Por Juan Manuel De Prada |
Pero lo cierto es que todas estas doctrinas políticas (hoy devaluadas en ideologías para consumo de masas) se basan en las mismas premisas filosóficas; y, en todo caso, constituyen conflictos
intestinos en el seno de la revolución.
Pero la mayor parte de la gente, con las meninges tupidas por la farfolla moderna, ya no sabe reconocer los principios políticos tradicionales. En las sociedades modernas ha cundido
–Gambra lo señala en algún pasaje de su obra– un hondo malestar, «una irritación de gran amplitud que no sabe cómo manifestarse ni adquirir efectividad». Esa irritación
adquiere manifestaciones en apariencia contrarias: hay quienes se revuelven contra los ataques a la institución familiar, contra la imposición de una ‘cultura de la muerte’ o la intromisión
gubernativa en la educación; hay quienes claman contra la depravación del capitalismo global, que condena a la miseria y el desarraigo a las nuevas generaciones y desmantela las economías nacionales, favoreciendo
la concentración de la propiedad, la usura y la especulación financiera; hay quienes, en fin, se rebelan contra la desmembración de la patria, la inmigración descontrolada o la delincuencia cada
vez más ufana. Y, para combatir ese malestar hondo que se manifiesta de diferentes formas, la gente se adhiere a tal o cual ideología, pensando que en los demagogos que las defienden encontrará la solución
a sus cuitas. Pero tales soluciones serán parciales, fragmentarias, insatisfactorias… y, con frecuencia, sólo contribuirán a enconar más aún la calamidad que pretenden combatir. Pues
para combatir las causas de ese malestar o irritación profunda es precisa, frente a las visiones ideológicas sesgadas, una visión armónica que permita unificar en su significación profunda
el conjunto de males de apariencia disímil que nos perturban. Y esa visión armónica sólo puede brindarla el pensamiento tradicional.

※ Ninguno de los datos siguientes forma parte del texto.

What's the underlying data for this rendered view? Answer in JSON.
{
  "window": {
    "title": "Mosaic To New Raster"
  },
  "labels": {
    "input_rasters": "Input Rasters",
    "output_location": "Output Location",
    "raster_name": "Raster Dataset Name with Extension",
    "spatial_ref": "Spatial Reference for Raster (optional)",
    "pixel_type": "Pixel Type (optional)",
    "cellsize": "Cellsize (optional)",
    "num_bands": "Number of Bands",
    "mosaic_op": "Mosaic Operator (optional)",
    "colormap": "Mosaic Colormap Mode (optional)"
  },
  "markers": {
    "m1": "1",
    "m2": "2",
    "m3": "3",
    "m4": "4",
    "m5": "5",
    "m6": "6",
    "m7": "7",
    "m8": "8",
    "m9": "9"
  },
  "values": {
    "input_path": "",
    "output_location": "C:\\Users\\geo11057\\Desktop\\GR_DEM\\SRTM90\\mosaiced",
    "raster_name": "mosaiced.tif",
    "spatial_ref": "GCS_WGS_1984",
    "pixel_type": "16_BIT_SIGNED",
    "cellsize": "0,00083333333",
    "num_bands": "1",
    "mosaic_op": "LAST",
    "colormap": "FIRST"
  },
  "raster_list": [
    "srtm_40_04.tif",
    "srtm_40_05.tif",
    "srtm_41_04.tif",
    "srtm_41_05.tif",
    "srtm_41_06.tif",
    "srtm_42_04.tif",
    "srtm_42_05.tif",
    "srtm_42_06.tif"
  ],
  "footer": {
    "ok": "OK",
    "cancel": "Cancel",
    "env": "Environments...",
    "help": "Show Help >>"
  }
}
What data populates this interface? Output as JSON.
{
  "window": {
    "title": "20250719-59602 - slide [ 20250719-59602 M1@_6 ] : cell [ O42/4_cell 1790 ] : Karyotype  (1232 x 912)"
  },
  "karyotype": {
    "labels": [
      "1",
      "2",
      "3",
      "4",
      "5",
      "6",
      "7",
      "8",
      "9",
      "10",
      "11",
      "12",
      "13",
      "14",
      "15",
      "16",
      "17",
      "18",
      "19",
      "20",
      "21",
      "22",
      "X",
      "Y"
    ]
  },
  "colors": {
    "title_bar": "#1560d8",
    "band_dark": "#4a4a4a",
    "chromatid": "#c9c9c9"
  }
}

Para desprestigiar la tradición, la modernidad tiende a identificarla con formas de vida periclitadas o con un pasado por fortuna enterrado. Y, como señala Gambra, confunde
a la persona de pensamiento tradicional con un nostálgico enfermizo que trata de «reproducir, punto por punto, lo que se dio en otro tiempo; o quizás con los que, por oscuros atavismos religiosos, se aíslan
del mundo, como los amish, y forman comunidades de vida pretérita para asegurar su propia salvación». Pero el pensamiento tradicional no quiere revivir el pasado, sino que quiere recuperar, una vez quebrada la tradición, «los principios que la inspiraban y la experiencia acumulada a su calor, para darles renovada vitalidad a tenor de las circunstancias presentes». Frente al conservador, ese progresista paralizado que deja pudrir el meollo y se obstina
en mantener artificialmente una cáscara podrida, el tradicional quiere mantener vivo un meollo que brinde su savia a una nueva cáscara. Por eso la tradición es exactamente lo contrario del conservadurismo
(como también lo es del progresismo, que envenena la savia, o la sustituye por drogas euforizantes). Frente a liberales y totalitarios, el pensamiento tradicional –citamos de nuevo a Gambra– «no concibe
la sociedad ni como multitud disgregada ni como unidad monolítica; no percibe al hombre como ángel materializado ni como un robot de especial complejidad; no admite despotismo alguno, pero no tolera la anarquía;
no reduce la política a la economía, ni prescinde de ella; no confina la religión a la conciencia, pero tampoco concede al sacerdocio poder político; y es partidario de la monarquía templada,
que no absoluta».
En El pensamiento tradicional y sus enemigos, quienes deseen iniciarse en la única alternativa política verdadera al pútrido zurriburri ideológico imperante encontrarán reflexiones jugosísimas sobre las formas de
gobierno, sobre los conceptos antípodas de patriotismo y nacionalismo, sobre el bien común y sobre las fuerzas que, desde posiciones aparentemente contrarias (pero con premisas compartidas), conspiran en su destrucción.
Un libro, en fin, para disidentes auténticos, y no de pacotilla.